# Does the density of a liquid and gas phase of a substance(nitrogen or water) converge when reaching critical point

I know that the there is no difference in density in a liquid and a gas phase of a substance after the critical point. But I do want to know if this difference in density is more continuous or if it is more like a big step when reaching the critical point? I.e if we are like 0.01 Kelvin beneath the critical point of water (with the critical pressure). Is the difference in density still big at this point or is it near zero?

Does the density of a liquid and gas phase of a substance converge when reaching critical point?

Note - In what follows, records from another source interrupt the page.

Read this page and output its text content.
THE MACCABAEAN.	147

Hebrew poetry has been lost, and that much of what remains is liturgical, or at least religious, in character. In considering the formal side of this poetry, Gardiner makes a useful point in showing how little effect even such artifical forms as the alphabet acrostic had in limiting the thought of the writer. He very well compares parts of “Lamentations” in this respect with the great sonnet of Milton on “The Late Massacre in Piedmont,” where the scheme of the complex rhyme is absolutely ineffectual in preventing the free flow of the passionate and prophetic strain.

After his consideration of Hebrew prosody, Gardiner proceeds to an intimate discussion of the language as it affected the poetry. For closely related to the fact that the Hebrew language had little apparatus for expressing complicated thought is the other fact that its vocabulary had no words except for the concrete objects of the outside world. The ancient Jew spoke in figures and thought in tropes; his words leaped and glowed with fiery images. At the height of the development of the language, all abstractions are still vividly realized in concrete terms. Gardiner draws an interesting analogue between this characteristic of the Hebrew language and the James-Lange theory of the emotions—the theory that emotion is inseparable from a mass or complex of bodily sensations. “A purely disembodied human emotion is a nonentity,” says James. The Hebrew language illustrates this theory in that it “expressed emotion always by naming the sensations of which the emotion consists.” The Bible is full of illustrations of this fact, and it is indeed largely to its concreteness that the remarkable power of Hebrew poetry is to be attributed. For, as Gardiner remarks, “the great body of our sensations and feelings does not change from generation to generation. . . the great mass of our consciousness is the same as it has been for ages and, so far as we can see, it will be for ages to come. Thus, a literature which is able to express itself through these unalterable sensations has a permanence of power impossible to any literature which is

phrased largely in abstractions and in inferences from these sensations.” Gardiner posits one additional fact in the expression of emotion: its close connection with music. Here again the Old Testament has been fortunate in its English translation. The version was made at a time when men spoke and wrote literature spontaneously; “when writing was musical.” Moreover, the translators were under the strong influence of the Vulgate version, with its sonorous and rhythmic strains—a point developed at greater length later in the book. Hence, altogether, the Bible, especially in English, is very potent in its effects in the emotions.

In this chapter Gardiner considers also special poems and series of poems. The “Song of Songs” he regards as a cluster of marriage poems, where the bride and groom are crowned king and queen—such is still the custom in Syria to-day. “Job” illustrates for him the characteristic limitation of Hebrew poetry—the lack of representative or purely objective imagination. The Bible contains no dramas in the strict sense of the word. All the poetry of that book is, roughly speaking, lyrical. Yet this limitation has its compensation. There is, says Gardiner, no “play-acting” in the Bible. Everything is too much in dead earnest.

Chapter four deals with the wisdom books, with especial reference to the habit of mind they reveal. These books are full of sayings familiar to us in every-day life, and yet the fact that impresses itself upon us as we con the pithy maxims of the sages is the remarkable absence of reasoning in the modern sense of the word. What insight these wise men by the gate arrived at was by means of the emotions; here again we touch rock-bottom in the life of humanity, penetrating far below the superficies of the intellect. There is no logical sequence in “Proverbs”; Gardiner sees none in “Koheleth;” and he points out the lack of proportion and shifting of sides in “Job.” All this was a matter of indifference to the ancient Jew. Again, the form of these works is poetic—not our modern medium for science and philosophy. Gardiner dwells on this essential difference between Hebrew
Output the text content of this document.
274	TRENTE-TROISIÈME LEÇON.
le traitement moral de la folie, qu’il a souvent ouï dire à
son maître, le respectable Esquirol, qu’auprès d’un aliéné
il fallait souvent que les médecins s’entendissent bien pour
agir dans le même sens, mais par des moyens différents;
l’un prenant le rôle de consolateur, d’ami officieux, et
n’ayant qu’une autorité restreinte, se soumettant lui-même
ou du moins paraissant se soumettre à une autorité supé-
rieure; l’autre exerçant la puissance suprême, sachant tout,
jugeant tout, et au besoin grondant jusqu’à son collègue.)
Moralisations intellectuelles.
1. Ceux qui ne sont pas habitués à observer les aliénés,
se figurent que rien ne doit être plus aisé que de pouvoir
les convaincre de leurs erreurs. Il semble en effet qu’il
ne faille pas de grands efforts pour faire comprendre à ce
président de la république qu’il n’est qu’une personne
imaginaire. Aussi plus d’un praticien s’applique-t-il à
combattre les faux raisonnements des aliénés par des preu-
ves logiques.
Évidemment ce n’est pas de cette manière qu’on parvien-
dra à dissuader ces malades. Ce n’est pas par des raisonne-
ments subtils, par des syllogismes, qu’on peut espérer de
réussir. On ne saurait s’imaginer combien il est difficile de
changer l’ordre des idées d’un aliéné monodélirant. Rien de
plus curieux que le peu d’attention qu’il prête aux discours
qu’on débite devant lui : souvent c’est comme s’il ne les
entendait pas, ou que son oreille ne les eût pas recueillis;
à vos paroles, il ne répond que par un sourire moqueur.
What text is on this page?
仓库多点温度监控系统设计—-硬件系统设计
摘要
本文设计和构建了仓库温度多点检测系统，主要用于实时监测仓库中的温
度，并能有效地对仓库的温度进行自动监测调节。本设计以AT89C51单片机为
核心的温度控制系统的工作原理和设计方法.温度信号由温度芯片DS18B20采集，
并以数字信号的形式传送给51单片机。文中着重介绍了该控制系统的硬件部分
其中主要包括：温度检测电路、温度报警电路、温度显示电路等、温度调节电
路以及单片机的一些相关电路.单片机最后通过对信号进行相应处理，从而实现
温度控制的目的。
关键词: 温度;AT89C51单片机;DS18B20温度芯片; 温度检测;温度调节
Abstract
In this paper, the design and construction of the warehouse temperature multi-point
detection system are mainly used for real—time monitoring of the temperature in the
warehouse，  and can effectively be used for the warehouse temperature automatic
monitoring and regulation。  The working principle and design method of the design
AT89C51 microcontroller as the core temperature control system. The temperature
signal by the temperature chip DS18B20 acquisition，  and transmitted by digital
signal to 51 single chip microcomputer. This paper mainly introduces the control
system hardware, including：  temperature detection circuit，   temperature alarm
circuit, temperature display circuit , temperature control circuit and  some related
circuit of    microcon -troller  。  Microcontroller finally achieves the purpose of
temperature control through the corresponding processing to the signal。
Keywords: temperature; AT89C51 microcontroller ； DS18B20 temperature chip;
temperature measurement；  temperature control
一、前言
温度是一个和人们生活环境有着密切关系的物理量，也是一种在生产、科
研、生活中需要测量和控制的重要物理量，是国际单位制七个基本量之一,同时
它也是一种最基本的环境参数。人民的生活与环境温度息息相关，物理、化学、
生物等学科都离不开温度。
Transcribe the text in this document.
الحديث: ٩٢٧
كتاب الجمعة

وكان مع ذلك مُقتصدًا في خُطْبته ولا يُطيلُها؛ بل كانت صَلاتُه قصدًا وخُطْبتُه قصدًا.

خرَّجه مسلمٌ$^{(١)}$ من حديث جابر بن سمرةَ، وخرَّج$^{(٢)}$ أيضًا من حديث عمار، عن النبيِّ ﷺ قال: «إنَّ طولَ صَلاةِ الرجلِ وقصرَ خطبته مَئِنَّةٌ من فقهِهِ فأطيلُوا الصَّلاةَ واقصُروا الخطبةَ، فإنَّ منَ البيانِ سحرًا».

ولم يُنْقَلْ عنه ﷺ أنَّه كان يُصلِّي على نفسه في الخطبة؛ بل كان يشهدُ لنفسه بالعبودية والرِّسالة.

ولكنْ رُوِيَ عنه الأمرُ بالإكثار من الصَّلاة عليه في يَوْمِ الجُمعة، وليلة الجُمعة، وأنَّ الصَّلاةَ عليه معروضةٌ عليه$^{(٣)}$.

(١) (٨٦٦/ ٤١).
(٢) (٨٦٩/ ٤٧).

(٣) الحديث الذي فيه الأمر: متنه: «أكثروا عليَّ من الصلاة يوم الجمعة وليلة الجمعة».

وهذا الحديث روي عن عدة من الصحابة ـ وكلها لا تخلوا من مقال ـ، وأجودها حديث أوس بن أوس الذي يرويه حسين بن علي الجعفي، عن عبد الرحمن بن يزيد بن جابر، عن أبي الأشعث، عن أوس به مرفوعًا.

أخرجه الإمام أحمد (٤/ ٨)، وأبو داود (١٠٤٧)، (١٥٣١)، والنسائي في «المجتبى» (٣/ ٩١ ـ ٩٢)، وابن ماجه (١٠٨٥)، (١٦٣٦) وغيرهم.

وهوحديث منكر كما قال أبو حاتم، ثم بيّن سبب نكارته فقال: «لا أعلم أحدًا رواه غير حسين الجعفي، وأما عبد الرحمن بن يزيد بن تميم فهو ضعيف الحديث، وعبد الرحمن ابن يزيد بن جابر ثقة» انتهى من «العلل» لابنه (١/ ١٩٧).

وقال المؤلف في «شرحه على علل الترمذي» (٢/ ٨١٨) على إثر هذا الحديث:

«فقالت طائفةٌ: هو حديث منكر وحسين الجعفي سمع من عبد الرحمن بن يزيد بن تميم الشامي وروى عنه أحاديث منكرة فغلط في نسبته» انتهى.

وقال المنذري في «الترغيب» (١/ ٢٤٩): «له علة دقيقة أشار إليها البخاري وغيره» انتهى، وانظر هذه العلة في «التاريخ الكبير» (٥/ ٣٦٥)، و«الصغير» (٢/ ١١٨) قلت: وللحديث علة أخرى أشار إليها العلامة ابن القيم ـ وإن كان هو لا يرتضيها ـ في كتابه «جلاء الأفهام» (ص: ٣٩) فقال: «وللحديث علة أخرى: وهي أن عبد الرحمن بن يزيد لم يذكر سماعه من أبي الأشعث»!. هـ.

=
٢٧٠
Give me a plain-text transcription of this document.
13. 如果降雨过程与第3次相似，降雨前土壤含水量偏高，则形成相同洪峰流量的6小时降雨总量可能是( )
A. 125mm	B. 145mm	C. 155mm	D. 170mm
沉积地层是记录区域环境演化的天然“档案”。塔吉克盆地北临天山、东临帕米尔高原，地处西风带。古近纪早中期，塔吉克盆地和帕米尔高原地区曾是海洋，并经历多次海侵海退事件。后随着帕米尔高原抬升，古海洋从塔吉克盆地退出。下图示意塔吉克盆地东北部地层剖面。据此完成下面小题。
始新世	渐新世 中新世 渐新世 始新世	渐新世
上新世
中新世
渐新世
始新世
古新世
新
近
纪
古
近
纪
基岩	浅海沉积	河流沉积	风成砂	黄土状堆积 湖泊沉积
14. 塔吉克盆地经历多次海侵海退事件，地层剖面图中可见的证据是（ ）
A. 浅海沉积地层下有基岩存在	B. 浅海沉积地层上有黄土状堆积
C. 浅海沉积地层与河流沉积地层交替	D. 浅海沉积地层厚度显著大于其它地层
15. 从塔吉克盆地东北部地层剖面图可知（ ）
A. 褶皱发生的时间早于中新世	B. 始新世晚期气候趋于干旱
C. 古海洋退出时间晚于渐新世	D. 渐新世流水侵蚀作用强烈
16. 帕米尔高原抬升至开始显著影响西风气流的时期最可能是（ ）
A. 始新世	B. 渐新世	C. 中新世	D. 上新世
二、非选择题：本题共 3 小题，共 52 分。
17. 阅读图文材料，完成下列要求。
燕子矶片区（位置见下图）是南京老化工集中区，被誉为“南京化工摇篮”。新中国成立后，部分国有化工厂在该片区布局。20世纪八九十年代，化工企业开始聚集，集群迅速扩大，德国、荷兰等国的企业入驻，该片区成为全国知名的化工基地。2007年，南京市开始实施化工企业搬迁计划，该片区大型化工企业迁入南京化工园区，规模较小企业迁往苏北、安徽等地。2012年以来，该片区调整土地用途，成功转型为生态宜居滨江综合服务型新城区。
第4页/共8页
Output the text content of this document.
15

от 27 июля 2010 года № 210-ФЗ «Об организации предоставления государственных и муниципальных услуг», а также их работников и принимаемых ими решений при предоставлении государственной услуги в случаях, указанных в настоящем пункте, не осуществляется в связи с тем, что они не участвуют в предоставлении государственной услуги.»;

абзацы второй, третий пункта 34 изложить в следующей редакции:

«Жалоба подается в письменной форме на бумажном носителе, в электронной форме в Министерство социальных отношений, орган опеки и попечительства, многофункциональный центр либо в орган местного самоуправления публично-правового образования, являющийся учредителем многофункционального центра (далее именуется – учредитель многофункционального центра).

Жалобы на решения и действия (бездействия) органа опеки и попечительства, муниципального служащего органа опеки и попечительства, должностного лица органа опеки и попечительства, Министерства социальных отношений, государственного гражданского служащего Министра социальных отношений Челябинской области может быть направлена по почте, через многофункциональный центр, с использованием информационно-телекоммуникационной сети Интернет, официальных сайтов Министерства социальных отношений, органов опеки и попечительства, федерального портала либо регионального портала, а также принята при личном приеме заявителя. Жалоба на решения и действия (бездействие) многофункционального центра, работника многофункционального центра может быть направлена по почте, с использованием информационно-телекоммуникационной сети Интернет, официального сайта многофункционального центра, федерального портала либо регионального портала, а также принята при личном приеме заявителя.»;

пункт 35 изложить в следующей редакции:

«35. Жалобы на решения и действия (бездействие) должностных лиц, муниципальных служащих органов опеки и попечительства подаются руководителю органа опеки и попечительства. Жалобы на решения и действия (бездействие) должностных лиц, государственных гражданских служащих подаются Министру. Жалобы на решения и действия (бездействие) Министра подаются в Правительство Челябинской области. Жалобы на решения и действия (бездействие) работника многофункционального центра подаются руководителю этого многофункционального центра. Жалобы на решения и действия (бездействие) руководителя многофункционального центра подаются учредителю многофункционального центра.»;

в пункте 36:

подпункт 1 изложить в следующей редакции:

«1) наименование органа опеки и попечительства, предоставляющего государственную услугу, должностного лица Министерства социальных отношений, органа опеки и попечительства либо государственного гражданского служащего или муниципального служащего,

Yes. This is exactly what happens. Let's take a look at a qualitative $P-T$ (pressure–temperature) phase diagram of an arbitrary substance: source: Cansell, F. et al. Supercritical fluid processing: a new route for materials synthesis. J. Mater. Chem. 9, 67–75 (1999). 10.1039/A804964E

As you can see, moving directly from gas to liquid involves crossing the phase boundary. However, if you're doing it in the supercritical, the change in density is continuous. Maybe you can get a better, more quantitative view with this example of $\ce{CO2}$: source: http://what-when-how.com/nanoscience-and-nanotechnology/microweighing-in-supercritical-carbon-dioxide-part-1-nanotechnology/

This one is also a a $P-T$ phase diagram, with equal density $(\rho)$ lines. You can see that the lines radiating from the gas–liquid boundary lines are not equal on each side. For example, 0.1 and 0.9. However, as you get close to the critical point, $\rho$ on each side of the line converges to a single value: 0.2 and 0.7, 0.3 and 0.6 and so on.

YouTube has some terrific examples of this happening. For example: http://youtu.be/GEr3NxsPTOA
What you see is a function of density - you can see the phase boundary between liquid and gas because they have differing densities. Notice in the videos how the phase slowly and gradually disappears as the density of both phases converges, effectively turning the $\ce{CO2}$ into a supercritical fluid.